The company, which operates end-to-end missions to the International Space Station (ISS), made the pitch at an international space science meeting in Kaohsiung held by the Taiwan Space Agency (TASA) in late November.

Aside from conducting missions to the ISS, Axiom Space is one of a number of private entities developing the station's successor as the ISS itself nears its retirement in 2030.

Currently, however, the company's Axiom Station is the only one allowed to have its space station modules connect with the ISS in preparation for the existing station's retirement.

Koichi Wakata at the Taiwan International Assembly of Space Science, Technology, and Industry last year. CNA file photo
Koichi Wakata at the Taiwan International Assembly of Space Science, Technology, and Industry last year. CNA file photo

Manufacturing in space

Among those in Taiwan to present the vision of Axiom Space was Dr. Koichi Wakata, the company's chief technology officer for Asia-Pacific and resident astronaut.

Wakata is also the first ISS commander to have hailed from Japan.

Wakata gained prominence in Taiwan in 2023 as an ISS astronaut when he put an experiment proposed by a student at Taiwan's National Central University -- to see whether water forms a vortex without the pull of gravity -- to the test."

Speaking with CNA during the event, Wakata said he expected the commercial space era to offer companies the chance to use microgravity and vacuum environments on space stations to conduct groundbreaking research and produce revolutionary products in space.
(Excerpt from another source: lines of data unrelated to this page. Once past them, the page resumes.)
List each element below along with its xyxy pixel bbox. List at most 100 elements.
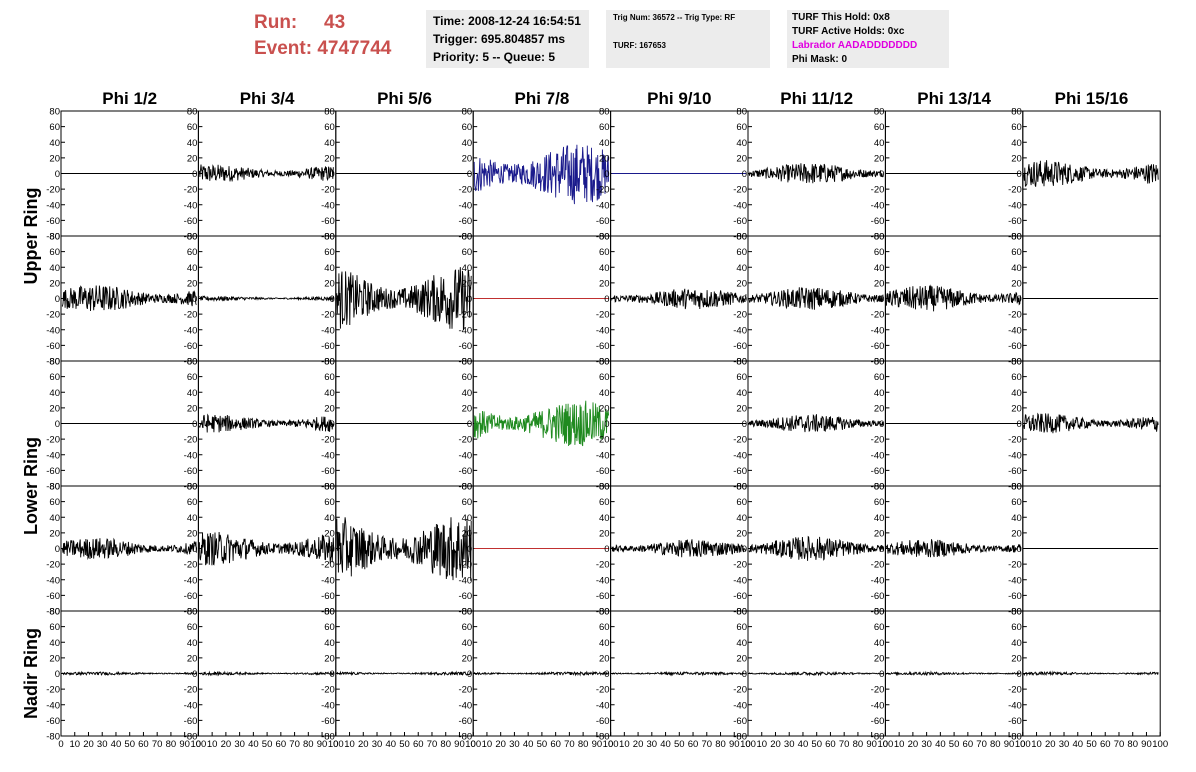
turf-hold-box: TURF This Hold: 0x8 TURF Active Holds: 0…: [787, 10, 949, 68]
x-tick-label: 40: [523, 739, 534, 750]
y-tick-label: -60: [321, 216, 335, 227]
x-tick-label: 40: [660, 739, 671, 750]
y-tick-label: -20: [458, 435, 472, 446]
y-tick-label: -80: [596, 357, 610, 368]
y-tick-label: -60: [596, 591, 610, 602]
y-tick-label: -80: [458, 607, 472, 618]
x-tick-label: 80: [166, 739, 177, 750]
y-tick-label: 0: [1017, 169, 1022, 180]
y-tick-label: 80: [49, 232, 60, 243]
y-tick-label: -40: [871, 700, 885, 711]
y-tick-label: -80: [1008, 232, 1022, 243]
y-tick-label: -80: [46, 732, 60, 743]
y-tick-label: 40: [1011, 263, 1022, 274]
y-tick-label: 0: [604, 669, 609, 680]
y-tick-label: -60: [184, 716, 198, 727]
y-tick-label: 80: [1011, 232, 1022, 243]
run-label: Run:: [254, 12, 298, 33]
y-tick-label: 40: [736, 513, 747, 524]
y-tick-label: -40: [46, 200, 60, 211]
y-tick-label: -20: [1008, 685, 1022, 696]
y-tick-label: 0: [330, 169, 335, 180]
y-tick-label: -60: [458, 216, 472, 227]
x-tick-label: 40: [385, 739, 396, 750]
x-tick-label: 0: [745, 739, 750, 750]
y-tick-label: 80: [324, 357, 335, 368]
y-tick-label: -40: [46, 700, 60, 711]
y-tick-label: 80: [1011, 607, 1022, 618]
x-tick-label: 20: [358, 739, 369, 750]
y-tick-label: 0: [55, 419, 60, 430]
y-tick-label: -80: [1008, 482, 1022, 493]
x-tick-label: 70: [564, 739, 575, 750]
y-tick-label: 40: [324, 513, 335, 524]
y-tick-label: -60: [733, 591, 747, 602]
x-tick-label: 20: [770, 739, 781, 750]
y-tick-label: -40: [46, 575, 60, 586]
y-tick-label: 60: [324, 247, 335, 258]
y-tick-label: 20: [599, 153, 610, 164]
x-tick-label: 10: [344, 739, 355, 750]
y-tick-label: -80: [596, 232, 610, 243]
y-tick-label: -40: [184, 575, 198, 586]
y-tick-label: 60: [1011, 622, 1022, 633]
y-tick-label: 60: [187, 247, 198, 258]
x-tick-label: 50: [124, 739, 135, 750]
x-tick-label: 30: [784, 739, 795, 750]
waveform-trace: [61, 537, 197, 560]
y-tick-label: 20: [462, 403, 473, 414]
waveform-trace: [198, 531, 335, 566]
x-tick-label: 80: [440, 739, 451, 750]
y-tick-label: -40: [184, 325, 198, 336]
x-tick-label: 60: [138, 739, 149, 750]
x-tick-label: 70: [152, 739, 163, 750]
x-tick-label: 80: [853, 739, 864, 750]
y-tick-label: -20: [184, 185, 198, 196]
y-tick-label: 80: [49, 357, 60, 368]
x-tick-label: 90: [1141, 739, 1152, 750]
waveform-panel: -80 -60 -40 -20 0 20 40 60 80: [46, 107, 199, 243]
waveform-panel: -80 -60 -40 -20 0 20 40 60 80: [871, 607, 1024, 743]
waveform-panel: -80 -60 -40 -20 0 20 40 60 80: [1008, 607, 1161, 743]
y-tick-label: -60: [321, 591, 335, 602]
y-tick-label: 60: [462, 122, 473, 133]
y-tick-label: -60: [321, 341, 335, 352]
y-tick-label: 60: [324, 122, 335, 133]
waveform-trace: [473, 400, 610, 447]
y-tick-label: -20: [596, 435, 610, 446]
waveform-trace: [198, 164, 334, 182]
y-tick-label: 20: [187, 278, 198, 289]
y-tick-label: 40: [324, 138, 335, 149]
y-tick-label: 60: [462, 622, 473, 633]
y-tick-label: 60: [874, 122, 885, 133]
y-tick-label: 40: [736, 638, 747, 649]
y-tick-label: -60: [46, 591, 60, 602]
y-tick-label: -20: [184, 310, 198, 321]
event-value: 4747744: [317, 38, 392, 59]
y-tick-label: -40: [184, 700, 198, 711]
y-tick-label: 20: [599, 528, 610, 539]
y-tick-label: 40: [874, 263, 885, 274]
y-tick-label: -80: [596, 607, 610, 618]
waveform-trace: [611, 670, 747, 677]
y-tick-label: 80: [599, 107, 610, 118]
x-tick-label: 0: [196, 739, 201, 750]
waveform-panel: -80 -60 -40 -20 0 20 40 60 80: [1008, 107, 1161, 243]
x-tick-label: 100: [740, 739, 756, 750]
x-tick-label: 20: [908, 739, 919, 750]
y-tick-label: 40: [1011, 513, 1022, 524]
waveform-panel: -80 -60 -40 -20 0 20 40 60 80: [733, 357, 886, 493]
y-tick-label: 20: [462, 653, 473, 664]
y-tick-label: -80: [46, 357, 60, 368]
waveform-panel: -80 -60 -40 -20 0 20 40 60 80: [458, 607, 612, 743]
waveform-panel: -80 -60 -40 -20 0 20 40 60 80: [1008, 232, 1161, 368]
y-tick-label: -20: [733, 560, 747, 571]
y-tick-label: 60: [1011, 372, 1022, 383]
x-tick-label: 40: [935, 739, 946, 750]
y-tick-label: 60: [599, 622, 610, 633]
y-tick-label: -20: [596, 685, 610, 696]
column-title: Phi 7/8: [514, 89, 569, 108]
x-tick-label: 60: [276, 739, 287, 750]
x-tick-label: 20: [221, 739, 232, 750]
y-tick-label: 40: [49, 263, 60, 274]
Among the sectors that could benefit from those conditions, Wakata said, are the biotechnology, pharmaceutical manufacturing, and semiconductor material sectors, as well as 3D printing of artificial organs.

He suggested that Axiom Space could partner with Taiwan on the company's "in-space manufacturing" vision to produce semiconductors using a microgravity environment made possible through low-Earth orbit (LEO) positioning.
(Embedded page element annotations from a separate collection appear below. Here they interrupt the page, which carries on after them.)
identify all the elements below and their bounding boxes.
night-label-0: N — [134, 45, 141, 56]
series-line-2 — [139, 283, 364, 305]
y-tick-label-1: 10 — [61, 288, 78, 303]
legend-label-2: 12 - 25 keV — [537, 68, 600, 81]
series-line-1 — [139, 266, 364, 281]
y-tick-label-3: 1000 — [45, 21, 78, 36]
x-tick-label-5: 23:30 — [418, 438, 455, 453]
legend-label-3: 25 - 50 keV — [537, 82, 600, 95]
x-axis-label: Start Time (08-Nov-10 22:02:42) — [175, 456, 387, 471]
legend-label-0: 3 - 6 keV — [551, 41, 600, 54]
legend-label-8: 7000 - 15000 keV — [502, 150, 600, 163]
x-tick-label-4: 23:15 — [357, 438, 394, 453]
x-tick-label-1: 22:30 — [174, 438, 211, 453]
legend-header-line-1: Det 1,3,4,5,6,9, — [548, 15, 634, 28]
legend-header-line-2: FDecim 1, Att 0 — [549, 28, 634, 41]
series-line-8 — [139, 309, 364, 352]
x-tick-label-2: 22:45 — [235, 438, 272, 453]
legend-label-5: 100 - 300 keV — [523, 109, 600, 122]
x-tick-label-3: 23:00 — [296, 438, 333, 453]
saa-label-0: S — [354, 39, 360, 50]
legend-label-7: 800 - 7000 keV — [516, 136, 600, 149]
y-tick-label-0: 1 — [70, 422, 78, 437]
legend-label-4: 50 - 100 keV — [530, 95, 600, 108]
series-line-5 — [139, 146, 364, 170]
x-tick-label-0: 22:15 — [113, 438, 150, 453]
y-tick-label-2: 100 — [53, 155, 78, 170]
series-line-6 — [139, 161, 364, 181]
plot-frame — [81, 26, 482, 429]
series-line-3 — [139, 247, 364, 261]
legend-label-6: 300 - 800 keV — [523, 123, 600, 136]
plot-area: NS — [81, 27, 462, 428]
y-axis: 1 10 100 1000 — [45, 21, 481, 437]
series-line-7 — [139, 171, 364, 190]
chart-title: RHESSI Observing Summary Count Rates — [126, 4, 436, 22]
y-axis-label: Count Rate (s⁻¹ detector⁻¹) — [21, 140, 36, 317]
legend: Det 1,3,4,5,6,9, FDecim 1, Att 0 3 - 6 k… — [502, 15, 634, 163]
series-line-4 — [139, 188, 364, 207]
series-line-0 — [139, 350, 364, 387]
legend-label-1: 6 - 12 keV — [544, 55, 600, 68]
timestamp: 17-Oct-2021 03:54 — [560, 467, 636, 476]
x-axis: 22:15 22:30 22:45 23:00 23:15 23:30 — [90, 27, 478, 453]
"Your country is very highly established in the field of technology, as a matter of fact, like semiconductor engineering," Wakata said.

The potential of LEO

More specifically, Divya Panchanathan, Axiom Space's global head of in-space semiconductors commercialization, told CNA that some advanced semiconductor materials cannot be produced on a large scale on Earth because gravity introduces defects in the crystal structure during wafer manufacturing.
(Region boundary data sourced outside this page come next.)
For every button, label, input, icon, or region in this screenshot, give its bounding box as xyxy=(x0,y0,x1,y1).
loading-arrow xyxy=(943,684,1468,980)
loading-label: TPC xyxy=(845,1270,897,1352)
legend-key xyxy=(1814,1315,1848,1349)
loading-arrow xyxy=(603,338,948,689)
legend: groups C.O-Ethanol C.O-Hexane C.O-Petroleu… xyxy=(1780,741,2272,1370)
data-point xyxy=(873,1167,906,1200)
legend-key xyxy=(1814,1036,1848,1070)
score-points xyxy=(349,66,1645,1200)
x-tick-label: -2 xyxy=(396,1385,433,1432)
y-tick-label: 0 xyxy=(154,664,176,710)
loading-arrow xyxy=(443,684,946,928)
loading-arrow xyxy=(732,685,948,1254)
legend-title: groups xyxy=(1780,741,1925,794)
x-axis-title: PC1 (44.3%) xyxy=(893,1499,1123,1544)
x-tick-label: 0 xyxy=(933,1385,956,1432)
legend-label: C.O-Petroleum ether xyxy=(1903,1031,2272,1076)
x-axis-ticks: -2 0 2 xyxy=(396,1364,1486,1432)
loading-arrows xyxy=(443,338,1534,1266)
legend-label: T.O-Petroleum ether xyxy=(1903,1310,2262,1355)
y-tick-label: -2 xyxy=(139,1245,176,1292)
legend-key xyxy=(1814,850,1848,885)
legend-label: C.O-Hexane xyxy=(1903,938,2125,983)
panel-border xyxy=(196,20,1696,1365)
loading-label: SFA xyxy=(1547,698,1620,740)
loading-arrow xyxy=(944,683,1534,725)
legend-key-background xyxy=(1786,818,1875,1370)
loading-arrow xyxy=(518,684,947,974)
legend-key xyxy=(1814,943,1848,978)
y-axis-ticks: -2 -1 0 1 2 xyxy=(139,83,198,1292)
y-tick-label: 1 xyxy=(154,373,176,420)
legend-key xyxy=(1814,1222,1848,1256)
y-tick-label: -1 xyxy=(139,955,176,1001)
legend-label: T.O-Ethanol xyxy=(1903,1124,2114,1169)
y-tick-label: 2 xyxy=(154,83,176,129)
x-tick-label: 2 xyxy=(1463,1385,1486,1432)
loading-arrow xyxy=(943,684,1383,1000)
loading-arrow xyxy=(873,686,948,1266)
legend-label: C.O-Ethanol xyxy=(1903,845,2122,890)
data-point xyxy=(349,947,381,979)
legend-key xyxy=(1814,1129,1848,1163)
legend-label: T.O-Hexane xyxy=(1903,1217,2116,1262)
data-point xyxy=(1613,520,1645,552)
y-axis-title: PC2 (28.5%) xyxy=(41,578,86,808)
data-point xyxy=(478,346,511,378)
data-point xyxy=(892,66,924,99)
Impurities can also exist in the atmosphere or in the containers used during the processing of crystals, the foundational material of the semiconductor industry, she said.

In LEO, however, microgravity helps crystals grow more uniformly, and using the vacuum environment of space or performing containerless processing can more effectively control impurities, Panchanathan said.

Under those conditions, larger crystals with excellent electrical properties can be produced, providing higher yields, which could offset the costs of production in space and render it cost-effective, she said.

Wakata added: "In space, utilizing the microgravity environment, we will be able to manufacture products that are valuable but difficult to make on Earth due to gravity."

He envisioned future partnerships in which Axiom Space assists Taiwanese companies in sending their experiments to the ISS, and after 2030 when the ISS is retired, the experiments could continue on Axiom Space's commercial space station.

Once research results are mature, companies could send manufacturing equipment to produce goods in space, and take advantage of the dedicated space modules for in-space manufacturing that Axiom Space is currently building, Wakata said.

"We do a lot of research in microgravity to develop new medicine that will benefit the entire world and also new material[s]," he added. "So these kind of experiments, discoveries that we conduct in space will benefit the growth of this country."

Commercial opportunities abound in space, and beyond semiconductor materials, Taiwan could also focus on machinery, textiles, and artificial intelligence (AI) as potential areas for collaboration with supply chain partners around the world, he said.

To explore such prospects, Axiom Space initially sent a delegation to Taiwan in 2023 to explore cooperation opportunities before a 2024 visit to the Houston-based company by local government officials from Pingtung County reaffirmed partnership possibilities.